By Aerin Einstein-Curtis

- Last updated on GMT

© iStock/jcwait
© iStock/jcwait
Several US Senators have called on the Obama administration to make the approval process for GM products a focus in upcoming trade talks with China.

The almost 40-strong group, which included multiple members of the Senate Committee on Agriculture, Nutrition and Forestry, published a joint letter​ earlier this week.

Improved feed ingredient trade has also been a focus for agribusiness trade representatives including the National Grain and Feed Association (NGFA) and US Grains Council (USGC), with both groups echoing some of the calls in the senators' letter. 

“We support efforts by the administration to raise the level of engagement with the Chinese government regarding asynchronous and delayed biotech approvals and the potential for damaging trade disruptions as part of a comprehensive dialogue on improving US-Chinese trading relationships overall,”​ the NGFA told FeedNavigator.

Currently, some members of the US feed sector are involved in a lawsuit​ regarding a biotech corn strain that were sold in the US prior to approval for that trait in China. Feed shipments containing the biotech corn were rejected by China at that time.

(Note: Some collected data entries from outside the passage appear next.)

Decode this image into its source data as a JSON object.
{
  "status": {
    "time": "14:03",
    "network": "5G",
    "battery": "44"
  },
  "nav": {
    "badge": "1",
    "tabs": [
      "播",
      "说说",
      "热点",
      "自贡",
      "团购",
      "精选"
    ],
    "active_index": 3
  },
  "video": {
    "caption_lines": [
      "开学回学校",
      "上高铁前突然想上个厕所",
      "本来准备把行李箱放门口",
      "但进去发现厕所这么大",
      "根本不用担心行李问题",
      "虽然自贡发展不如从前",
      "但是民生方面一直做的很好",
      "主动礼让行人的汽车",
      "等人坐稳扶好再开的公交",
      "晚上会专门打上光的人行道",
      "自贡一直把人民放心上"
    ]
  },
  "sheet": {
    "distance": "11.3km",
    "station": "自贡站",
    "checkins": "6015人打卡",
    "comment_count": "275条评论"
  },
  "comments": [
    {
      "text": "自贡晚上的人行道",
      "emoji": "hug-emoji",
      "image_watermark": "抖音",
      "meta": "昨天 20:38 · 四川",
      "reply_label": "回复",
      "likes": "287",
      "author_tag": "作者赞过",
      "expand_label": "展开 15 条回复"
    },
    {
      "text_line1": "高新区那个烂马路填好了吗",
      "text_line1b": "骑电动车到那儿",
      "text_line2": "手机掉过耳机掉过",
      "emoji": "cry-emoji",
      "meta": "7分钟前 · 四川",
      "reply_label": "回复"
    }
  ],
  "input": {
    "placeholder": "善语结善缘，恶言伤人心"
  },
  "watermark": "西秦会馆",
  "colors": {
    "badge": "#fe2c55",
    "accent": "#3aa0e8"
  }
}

Raising issues for agriculture

The senators argued that while previous discussions with China have led to pledges from the Asian country that it would offer regulatory predictability and improved cooperation when dealing with areas like biotechnology, there is a lack of momentum from the Chinese administration in this regard. 

“These commitments have not yet resulted in significant action from China, as there are currently outstanding products pending final approval, some of which have been awaiting approval for over five years,” ​noted the letter. “Although we note efforts in the last year to revise Chinese regulatory policies, the changes have not had the intended effect of providing additional transparency and meeting approval timelines with more certainty.”

American producers need access to a global market for the products that they grow or produce, the senators said. “If they are to remain competitive around the world, it is imperative that we hold our trading partners to the commitments they make,”​ group members added.

“When the Chinese government fails to remain transparent, science-based, and timely in this regulatory process, it impacts not only our farmers’ and ranchers’ abilities to access critical markets in China, butalso their abilities to utilize the best and most innovative agricultural technologies at home in the US,” ​they said.